The retail sector continues to lead the recovery, with pandemic wage subsidies and tax cuts putting money in shoppers’ pockets.Credit:Eamon Gallagher
The bank’s business confidence survey for January, which covered 400 firms nationwide, found trading conditions around Australia had returned to long-term average levels in the first month of 2021 after companies enjoyed better-than-average times in November and December.
The retail sector continues to lead the recovery, NAB found, with the federal government’s pandemic wage subsidies and tax cuts putting money in the pockets of shoppers, whose opportunities for spending on travel and other services had been severely restricted.
But conditions in construction and the recreation and services sectors – which includes cafes and restaurants, as well as education services – remains weak, the survey found, and considerable uncertainty remains over the prospects for consumer spending once the federal government’s JobKeeper wage subsidy is withdrawn at the end of March.

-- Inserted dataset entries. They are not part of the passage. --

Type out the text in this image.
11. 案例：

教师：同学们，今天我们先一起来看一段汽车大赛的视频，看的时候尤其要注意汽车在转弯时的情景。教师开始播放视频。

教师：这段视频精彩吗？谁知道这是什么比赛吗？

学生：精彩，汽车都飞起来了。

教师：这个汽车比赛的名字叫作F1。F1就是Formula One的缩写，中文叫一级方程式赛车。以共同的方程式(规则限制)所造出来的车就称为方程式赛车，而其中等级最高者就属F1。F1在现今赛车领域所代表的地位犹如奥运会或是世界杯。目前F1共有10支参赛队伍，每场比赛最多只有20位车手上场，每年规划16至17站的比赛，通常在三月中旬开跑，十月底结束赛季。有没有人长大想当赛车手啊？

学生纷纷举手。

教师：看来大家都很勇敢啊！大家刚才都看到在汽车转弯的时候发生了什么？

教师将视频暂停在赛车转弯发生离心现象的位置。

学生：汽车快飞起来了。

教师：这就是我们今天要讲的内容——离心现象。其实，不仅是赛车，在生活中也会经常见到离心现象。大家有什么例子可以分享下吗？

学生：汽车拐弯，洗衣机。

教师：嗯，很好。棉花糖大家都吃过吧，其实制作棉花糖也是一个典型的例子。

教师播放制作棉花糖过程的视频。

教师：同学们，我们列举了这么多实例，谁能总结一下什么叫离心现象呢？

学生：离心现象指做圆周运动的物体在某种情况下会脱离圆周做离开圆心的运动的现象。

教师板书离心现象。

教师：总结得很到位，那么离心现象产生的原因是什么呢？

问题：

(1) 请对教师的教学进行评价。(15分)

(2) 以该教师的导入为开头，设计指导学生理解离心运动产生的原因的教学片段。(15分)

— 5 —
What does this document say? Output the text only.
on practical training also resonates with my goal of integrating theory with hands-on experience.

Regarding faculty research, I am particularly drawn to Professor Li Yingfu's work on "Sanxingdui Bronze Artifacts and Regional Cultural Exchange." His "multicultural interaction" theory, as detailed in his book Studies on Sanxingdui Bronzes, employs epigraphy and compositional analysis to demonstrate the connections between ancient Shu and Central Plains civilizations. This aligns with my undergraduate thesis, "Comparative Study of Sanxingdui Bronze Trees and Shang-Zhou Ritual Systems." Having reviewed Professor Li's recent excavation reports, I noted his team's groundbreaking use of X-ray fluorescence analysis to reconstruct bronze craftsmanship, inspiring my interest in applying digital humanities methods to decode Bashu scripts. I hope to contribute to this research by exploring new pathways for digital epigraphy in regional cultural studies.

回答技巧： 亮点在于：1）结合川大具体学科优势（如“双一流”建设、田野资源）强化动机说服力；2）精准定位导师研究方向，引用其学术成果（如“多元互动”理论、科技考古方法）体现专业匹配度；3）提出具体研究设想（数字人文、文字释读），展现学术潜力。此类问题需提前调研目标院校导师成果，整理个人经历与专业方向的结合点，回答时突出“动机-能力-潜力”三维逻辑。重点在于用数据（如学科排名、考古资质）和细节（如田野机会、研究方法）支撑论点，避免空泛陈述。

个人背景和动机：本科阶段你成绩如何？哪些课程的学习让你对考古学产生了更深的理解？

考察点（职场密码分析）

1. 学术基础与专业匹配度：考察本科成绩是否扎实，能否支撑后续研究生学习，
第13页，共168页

Victorian firms reported the most difficult trading conditions of any state or territory in January, followed by NSW, but the bank reported that confidence continued to grow and Victorian respondents to the survey were more optimistic than their interstate counterparts about prospects improving.
Andrew Irvine, NAB’s Melbourne-based group executive for business banking, said the survey showed Victorian businesses had not shaken off the lingering effects of the COVID-19 shutdowns, but firms in the state were optimistic.
“In Victoria, while businesses are still lagging in performance, when I speak to business owners it is clear that as a community they are confident about the future,” he said.
“Victorian companies can see that recovery is in their sights and support at a local level shows that Australians are behind the small business community.”
Mr Irvine said retailers were helping to drag the economy out of its COVID slump, with some sectors recording phenomenal sales growth.
“Our own transaction data shows this in action, with spend in local bakeries up 85 per cent, spend in nurseries up 28 per cent and retail up 24 per cent,” he said.
“We’ve always said our recovery from COVID-19 will be business-led, and we’re seeing that play out, with retail leading the way. It’s clear communities are out there supporting their local businesses – our data also shows us that transactions at retailers over the past month are up 20 per cent and spend at restaurants is up 9 per nationally.
“The big area that still needs our support collectively is travel and tourism – holidaying at home is going to be such an important aspect of helping this sector start recovering in 2021.”
Council of Small Business of Australia spokesman David Gandolfo agreed optimism was returning to business in Victoria, but said it was recovering from a historic slump.
“People are certainly confident that we’re not going to go into another lockdown like we did last year,” Mr Gandolfo told The Age.
“But business conditions are so poor precisely because we did go into such a deep lockdown that other states didn’t go into. But the confidence is a little bit fragile, too, because as soon as there is a [COVID-19] case, people worry and we’re all a little bit concerned.
“The other that’s pretty impacting is border closures, or the threat of border closures.”